More recently, the year's stock rally -- at first concentrated among a small handful of huge technology companies -- has shown signs of broadening. All 11 of the S&P 500's industry sectors gained ground in June.
Solid stock performance has been a welcome surprise this year, but has also shifted investors' focus to the risk that further Fed rate hikes may yet tamp down economic growth, said Anders Persson, chief investment officer for fixed income at Nuveen.
"In the second half, I think we're concerned that there's going to be more scrutiny from investors around what the recession probabilities look like," Persson said. His team believes that bonds are now offering a better tradeoff between risk and reward than stocks are.

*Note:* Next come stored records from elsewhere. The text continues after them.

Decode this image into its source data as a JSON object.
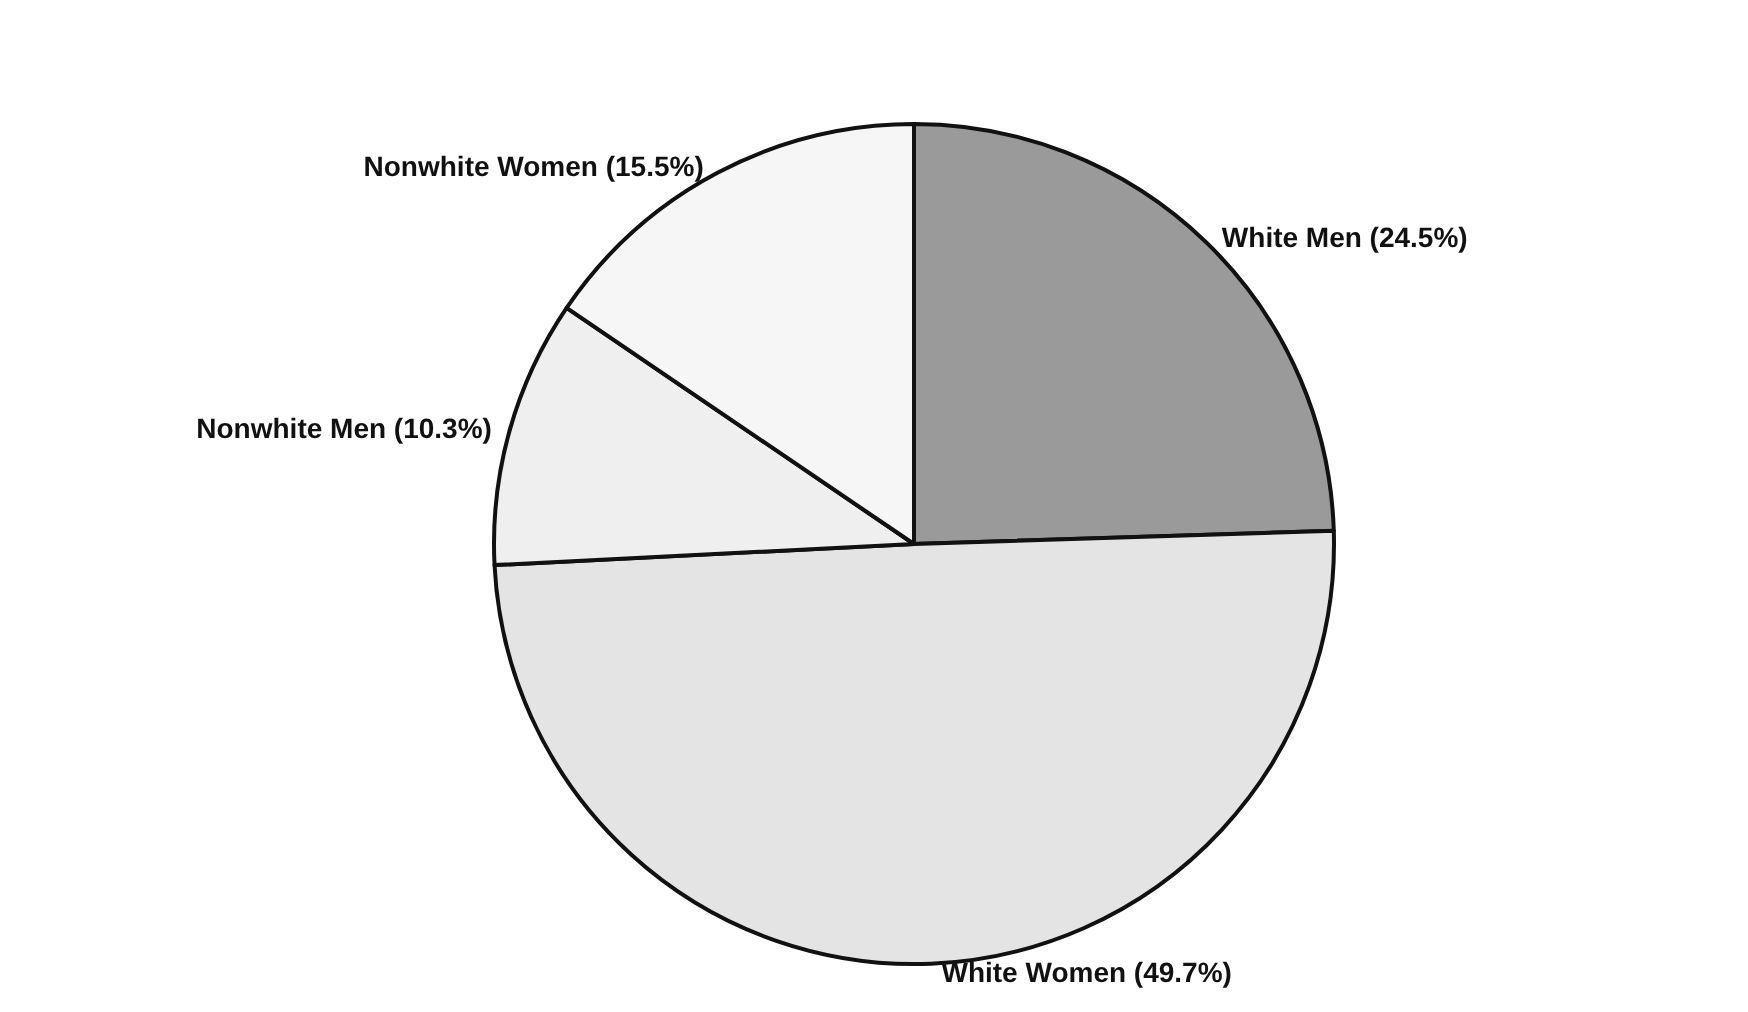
{
  "chart_data": {
    "type": "pie",
    "categories": [
      "White Men (24.5%)",
      "White Women (49.7%)",
      "Nonwhite Men (10.3%)",
      "Nonwhite Women (15.5%)"
    ],
    "values": [
      24.5,
      49.7,
      10.3,
      15.5
    ],
    "colors": [
      "#9a9a9a",
      "#e4e4e4",
      "#efefef",
      "#f6f6f6"
    ],
    "legend": false
  }
}
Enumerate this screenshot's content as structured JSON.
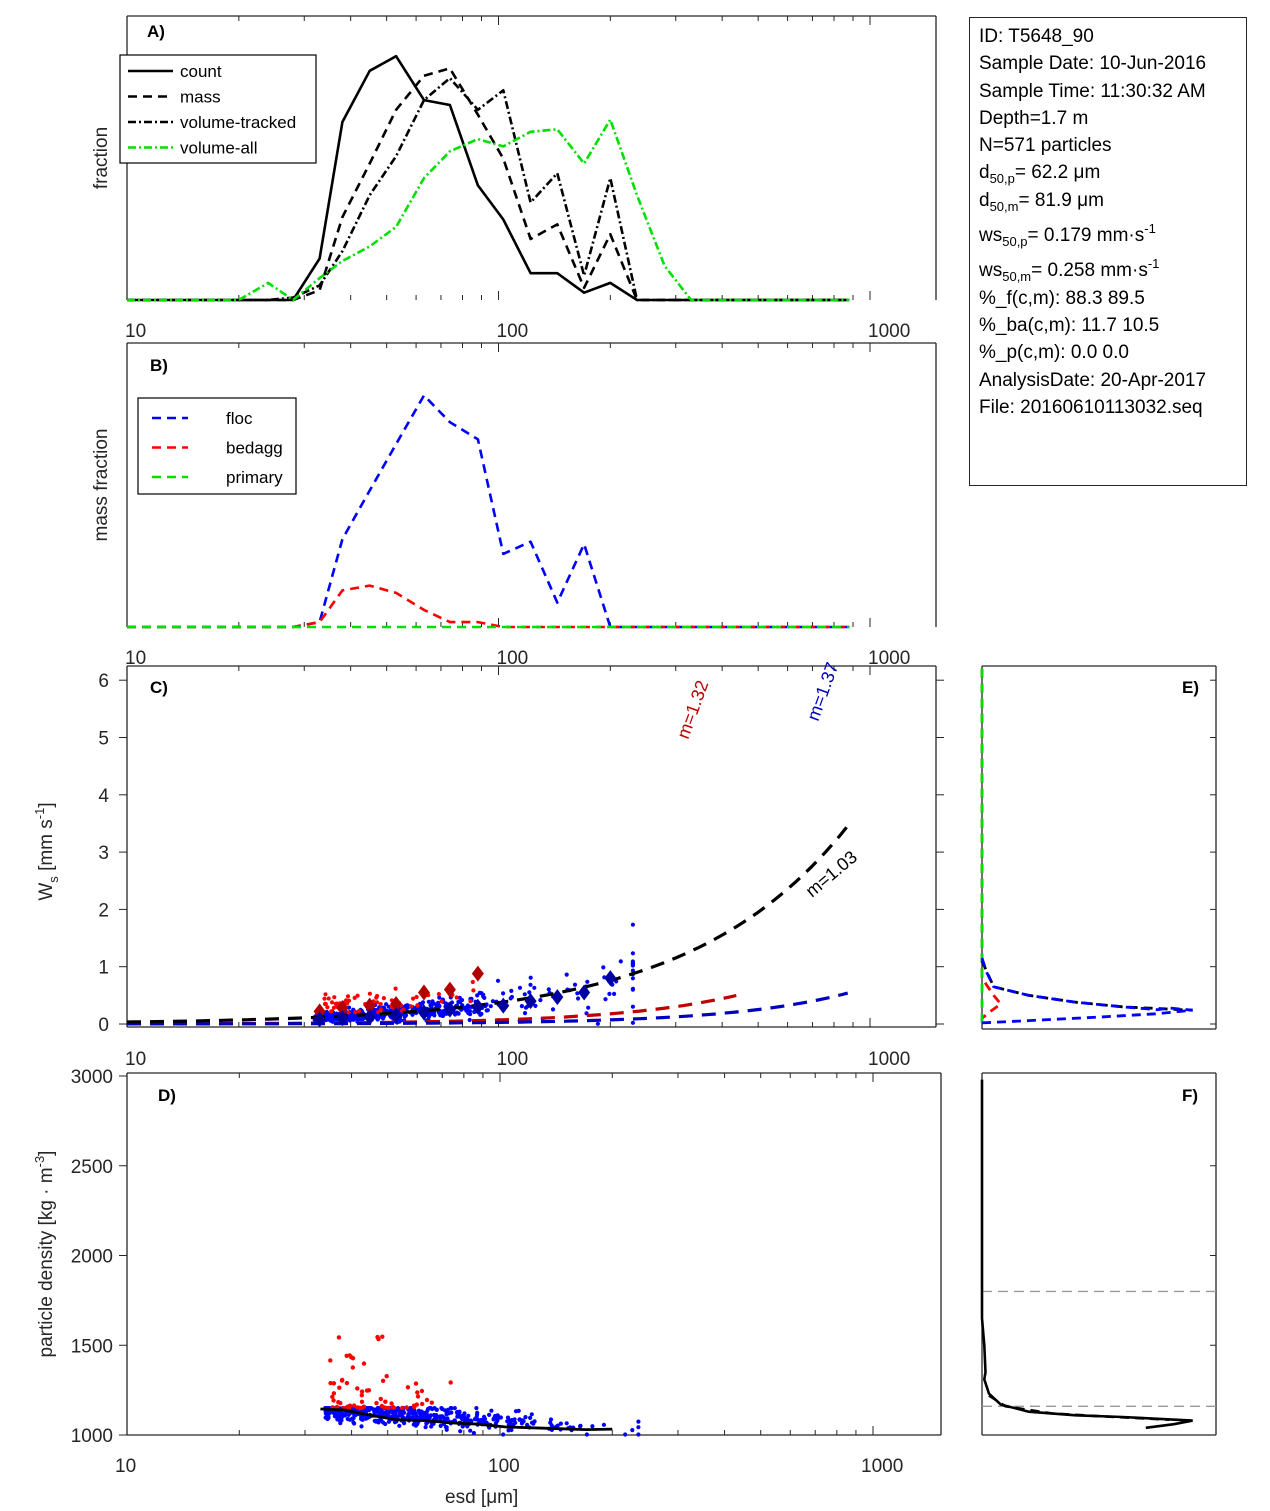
{
  "info_box": {
    "lines": [
      {
        "text": "ID: T5648_90"
      },
      {
        "text": "Sample Date: 10-Jun-2016"
      },
      {
        "text": "Sample Time: 11:30:32 AM"
      },
      {
        "text": "Depth=1.7 m"
      },
      {
        "text": "N=571 particles"
      },
      {
        "pre": "d",
        "sub": "50,p",
        "post": "=  62.2 μm"
      },
      {
        "pre": "d",
        "sub": "50,m",
        "post": "=  81.9 μm"
      },
      {
        "pre": "ws",
        "sub": "50,p",
        "post": "= 0.179 mm·s",
        "sup": "-1"
      },
      {
        "pre": "ws",
        "sub": "50,m",
        "post": "= 0.258 mm·s",
        "sup": "-1"
      },
      {
        "text": "%_f(c,m): 88.3 89.5"
      },
      {
        "text": "%_ba(c,m): 11.7 10.5"
      },
      {
        "text": "%_p(c,m): 0.0 0.0"
      },
      {
        "text": "AnalysisDate: 20-Apr-2017"
      },
      {
        "text": "File: 20160610113032.seq"
      }
    ]
  },
  "chart_data": [
    {
      "panel": "A)",
      "type": "line",
      "xscale": "log",
      "xlim": [
        10,
        1500
      ],
      "ylim": [
        0,
        1.05
      ],
      "ylabel": "fraction",
      "xticklabels": [
        "10",
        "100",
        "1000"
      ],
      "xticks": [
        10,
        100,
        1000
      ],
      "legend": {
        "placement": "top-left",
        "entries": [
          "count",
          "mass",
          "volume-tracked",
          "volume-all"
        ]
      },
      "series": [
        {
          "name": "count",
          "color": "#000000",
          "style": "solid",
          "x": [
            10,
            12,
            14,
            17,
            20,
            24,
            28,
            33,
            38,
            45,
            53,
            63,
            74,
            88,
            103,
            122,
            144,
            170,
            200,
            236,
            280,
            330,
            390,
            460,
            540,
            640,
            750,
            880
          ],
          "y": [
            0,
            0,
            0,
            0,
            0,
            0,
            0,
            0.17,
            0.73,
            0.94,
            1.0,
            0.82,
            0.8,
            0.47,
            0.33,
            0.11,
            0.11,
            0.03,
            0.07,
            0.0,
            0,
            0,
            0,
            0,
            0,
            0,
            0,
            0
          ]
        },
        {
          "name": "mass",
          "color": "#000000",
          "style": "dash",
          "x": [
            10,
            12,
            14,
            17,
            20,
            24,
            28,
            33,
            38,
            45,
            53,
            63,
            74,
            88,
            103,
            122,
            144,
            170,
            200,
            236,
            280,
            330,
            390,
            460,
            540,
            640,
            750,
            880
          ],
          "y": [
            0,
            0,
            0,
            0,
            0,
            0,
            0,
            0.04,
            0.34,
            0.56,
            0.78,
            0.92,
            0.95,
            0.76,
            0.58,
            0.25,
            0.31,
            0.05,
            0.27,
            0.0,
            0,
            0,
            0,
            0,
            0,
            0,
            0,
            0
          ]
        },
        {
          "name": "volume-tracked",
          "color": "#000000",
          "style": "dashdot",
          "x": [
            10,
            12,
            14,
            17,
            20,
            24,
            28,
            33,
            38,
            45,
            53,
            63,
            74,
            88,
            103,
            122,
            144,
            170,
            200,
            236,
            280,
            330,
            390,
            460,
            540,
            640,
            750,
            880
          ],
          "y": [
            0,
            0,
            0,
            0,
            0,
            0,
            0.01,
            0.06,
            0.2,
            0.43,
            0.59,
            0.82,
            0.91,
            0.78,
            0.86,
            0.4,
            0.52,
            0.1,
            0.5,
            0.0,
            0,
            0,
            0,
            0,
            0,
            0,
            0,
            0
          ]
        },
        {
          "name": "volume-all",
          "color": "#00e000",
          "style": "dashdot",
          "x": [
            10,
            12,
            14,
            17,
            20,
            24,
            28,
            33,
            38,
            45,
            53,
            63,
            74,
            88,
            103,
            122,
            144,
            170,
            200,
            236,
            280,
            330,
            390,
            460,
            540,
            640,
            750,
            880
          ],
          "y": [
            0,
            0,
            0,
            0,
            0,
            0.07,
            0.0,
            0.09,
            0.16,
            0.22,
            0.3,
            0.5,
            0.61,
            0.66,
            0.63,
            0.69,
            0.7,
            0.56,
            0.74,
            0.43,
            0.14,
            0,
            0,
            0,
            0,
            0,
            0,
            0
          ]
        }
      ]
    },
    {
      "panel": "B)",
      "type": "line",
      "xscale": "log",
      "xlim": [
        10,
        1500
      ],
      "ylim": [
        0,
        1.05
      ],
      "ylabel": "mass fraction",
      "xticklabels": [
        "10",
        "100",
        "1000"
      ],
      "xticks": [
        10,
        100,
        1000
      ],
      "legend": {
        "placement": "top-left",
        "entries": [
          "floc",
          "bedagg",
          "primary"
        ]
      },
      "series": [
        {
          "name": "floc",
          "color": "#0000ff",
          "style": "dash",
          "x": [
            10,
            12,
            14,
            17,
            20,
            24,
            28,
            33,
            38,
            45,
            53,
            63,
            74,
            88,
            103,
            122,
            144,
            170,
            200,
            236,
            280,
            330,
            390,
            460,
            540,
            640,
            750,
            880
          ],
          "y": [
            0,
            0,
            0,
            0,
            0,
            0,
            0,
            0.02,
            0.36,
            0.56,
            0.75,
            0.95,
            0.84,
            0.77,
            0.3,
            0.35,
            0.1,
            0.34,
            0.0,
            0,
            0,
            0,
            0,
            0,
            0,
            0,
            0,
            0
          ]
        },
        {
          "name": "bedagg",
          "color": "#ff0000",
          "style": "dash",
          "x": [
            10,
            12,
            14,
            17,
            20,
            24,
            28,
            33,
            38,
            45,
            53,
            63,
            74,
            88,
            103,
            122,
            144,
            170,
            200,
            236,
            280,
            330,
            390,
            460,
            540,
            640,
            750,
            880
          ],
          "y": [
            0,
            0,
            0,
            0,
            0,
            0,
            0,
            0.02,
            0.15,
            0.17,
            0.14,
            0.07,
            0.02,
            0.02,
            0,
            0,
            0,
            0,
            0,
            0,
            0,
            0,
            0,
            0,
            0,
            0,
            0,
            0
          ]
        },
        {
          "name": "primary",
          "color": "#00e000",
          "style": "dash",
          "x": [
            10,
            880
          ],
          "y": [
            0,
            0
          ]
        }
      ]
    },
    {
      "panel": "C)",
      "type": "scatter",
      "xscale": "log",
      "xlim": [
        10,
        1500
      ],
      "ylim": [
        -0.05,
        6.25
      ],
      "ylabel": "W_s [mm s^-1]",
      "yticks": [
        0,
        1,
        2,
        3,
        4,
        5,
        6
      ],
      "xticklabels": [
        "10",
        "100",
        "1000"
      ],
      "xticks": [
        10,
        100,
        1000
      ],
      "fits": [
        {
          "name": "bedagg-fit",
          "label": "m=1.32",
          "color": "#c00000",
          "exponent": 1.32,
          "coef": 0.000163,
          "xmax": 440
        },
        {
          "name": "floc-fit",
          "label": "m=1.37",
          "color": "#0000c0",
          "exponent": 1.37,
          "coef": 5.06e-05,
          "xmax": 880
        },
        {
          "name": "all-fit",
          "label": "m=1.03",
          "color": "#000000",
          "exponent": 1.03,
          "coef": 0.00324,
          "xmax": 880
        }
      ],
      "bin_means": [
        {
          "name": "bedagg-means",
          "color": "#b00000",
          "x": [
            33,
            38,
            45,
            53,
            63,
            74,
            88
          ],
          "y": [
            0.22,
            0.28,
            0.32,
            0.35,
            0.55,
            0.6,
            0.88
          ]
        },
        {
          "name": "floc-means",
          "color": "#0000a0",
          "x": [
            33,
            38,
            45,
            53,
            63,
            74,
            88,
            103,
            122,
            144,
            170,
            200
          ],
          "y": [
            0.08,
            0.1,
            0.12,
            0.15,
            0.2,
            0.25,
            0.3,
            0.32,
            0.4,
            0.47,
            0.55,
            0.8
          ]
        }
      ],
      "scatter_groups": [
        {
          "name": "floc-particles",
          "color": "#0000ff",
          "count": 505,
          "xrange": [
            32,
            230
          ],
          "note": "Ws values 0 to 1.2 mm/s, mostly 0.05-0.6"
        },
        {
          "name": "bedagg-particles",
          "color": "#ff0000",
          "count": 66,
          "xrange": [
            33,
            90
          ],
          "note": "Ws values 0.15 to 0.65 mm/s"
        }
      ]
    },
    {
      "panel": "D)",
      "type": "scatter",
      "xscale": "log",
      "xlim": [
        10,
        1500
      ],
      "ylim": [
        1000,
        3000
      ],
      "xlabel": "esd [μm]",
      "ylabel": "particle density [kg · m^-3]",
      "yticks": [
        1000,
        1500,
        2000,
        2500,
        3000
      ],
      "xticklabels": [
        "10",
        "100",
        "1000"
      ],
      "xticks": [
        10,
        100,
        1000
      ],
      "mean_line": {
        "name": "density-mean",
        "color": "#000000",
        "x": [
          33,
          38,
          45,
          53,
          63,
          74,
          88,
          103,
          122,
          144,
          170,
          200
        ],
        "y": [
          1145,
          1140,
          1110,
          1085,
          1080,
          1068,
          1060,
          1045,
          1040,
          1035,
          1030,
          1033
        ]
      },
      "scatter_groups": [
        {
          "name": "floc-particles",
          "color": "#0000ff",
          "count": 505,
          "xrange": [
            32,
            230
          ],
          "note": "density 1000-1150"
        },
        {
          "name": "bedagg-particles",
          "color": "#ff0000",
          "count": 66,
          "xrange": [
            34,
            90
          ],
          "note": "density 1150-1560"
        }
      ]
    },
    {
      "panel": "E)",
      "type": "line",
      "xlim": [
        0,
        1
      ],
      "ylim": [
        -0.05,
        6.25
      ],
      "series": [
        {
          "name": "bedagg-dist",
          "color": "#ff0000",
          "style": "dash",
          "x": [
            0,
            0,
            0,
            0.05,
            0.08,
            0.03,
            0.0
          ],
          "y": [
            6.2,
            1.0,
            0.8,
            0.5,
            0.35,
            0.2,
            0.1
          ]
        },
        {
          "name": "primary-dist",
          "color": "#00e000",
          "style": "dash",
          "x": [
            0,
            0
          ],
          "y": [
            6.2,
            0.0
          ]
        },
        {
          "name": "all-dist",
          "color": "#000000",
          "style": "dash",
          "x": [
            0.0,
            0.05,
            0.2,
            0.4,
            0.6,
            0.8,
            0.9
          ],
          "y": [
            1.1,
            0.65,
            0.5,
            0.38,
            0.3,
            0.26,
            0.24
          ]
        },
        {
          "name": "floc-dist",
          "color": "#0000ff",
          "style": "dash",
          "x": [
            0.0,
            0.02,
            0.05,
            0.2,
            0.4,
            0.6,
            0.75,
            0.8,
            0.9
          ],
          "y": [
            1.15,
            0.9,
            0.65,
            0.5,
            0.38,
            0.3,
            0.25,
            0.28,
            0.24
          ]
        },
        {
          "name": "floc-dist-lower",
          "color": "#0000ff",
          "style": "dash",
          "x": [
            0.0,
            0.2,
            0.5,
            0.75,
            0.9
          ],
          "y": [
            0.02,
            0.06,
            0.12,
            0.18,
            0.24
          ]
        }
      ]
    },
    {
      "panel": "F)",
      "type": "line",
      "xlim": [
        0,
        1
      ],
      "ylim": [
        1000,
        3000
      ],
      "reference_lines": [
        1800,
        1160
      ],
      "series": [
        {
          "name": "density-dist",
          "color": "#000000",
          "style": "solid",
          "x": [
            0.0,
            0.0,
            0.01,
            0.015,
            0.01,
            0.03,
            0.08,
            0.2,
            0.4,
            0.6,
            0.9,
            0.82,
            0.7
          ],
          "y": [
            2980,
            1650,
            1500,
            1350,
            1310,
            1230,
            1170,
            1130,
            1110,
            1100,
            1080,
            1060,
            1040
          ]
        },
        {
          "name": "density-dist-dashed",
          "color": "#000000",
          "style": "dash",
          "x": [
            0.03,
            0.1,
            0.3,
            0.5,
            0.8
          ],
          "y": [
            1220,
            1160,
            1120,
            1105,
            1085
          ]
        }
      ]
    }
  ]
}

Corporate performance has held up better than many analysts expected this year. But a pair of fresh earnings reports drew a tepid response Friday. Nike shares fell 2.6% after the apparel company Thursday evening posted a smaller profit year over year in the latest quarter despite rising sales.
Constellation Brands, which sells Modelo and Corona beer, also said Friday that higher costs weighed on profits even as sales improved. Shares slid 0.3%.
A positive business climate has helped stocks across the board. But goods sellers face headwinds as consumers continue to shift spending toward travel and experiences, said James St. Aubin, chief investment officer at Sierra Mutual Funds.
Makers of physical stuff such as Nike "had their day in the sun during the pandemic, but now the pent-up demand is going to services," he said.
A 2.3% gain lifted Apple's market capitalization above $3 trillion, the first time a company has ended a trading day worth so much.
The stock market will close early on Monday ahead of Independence Day.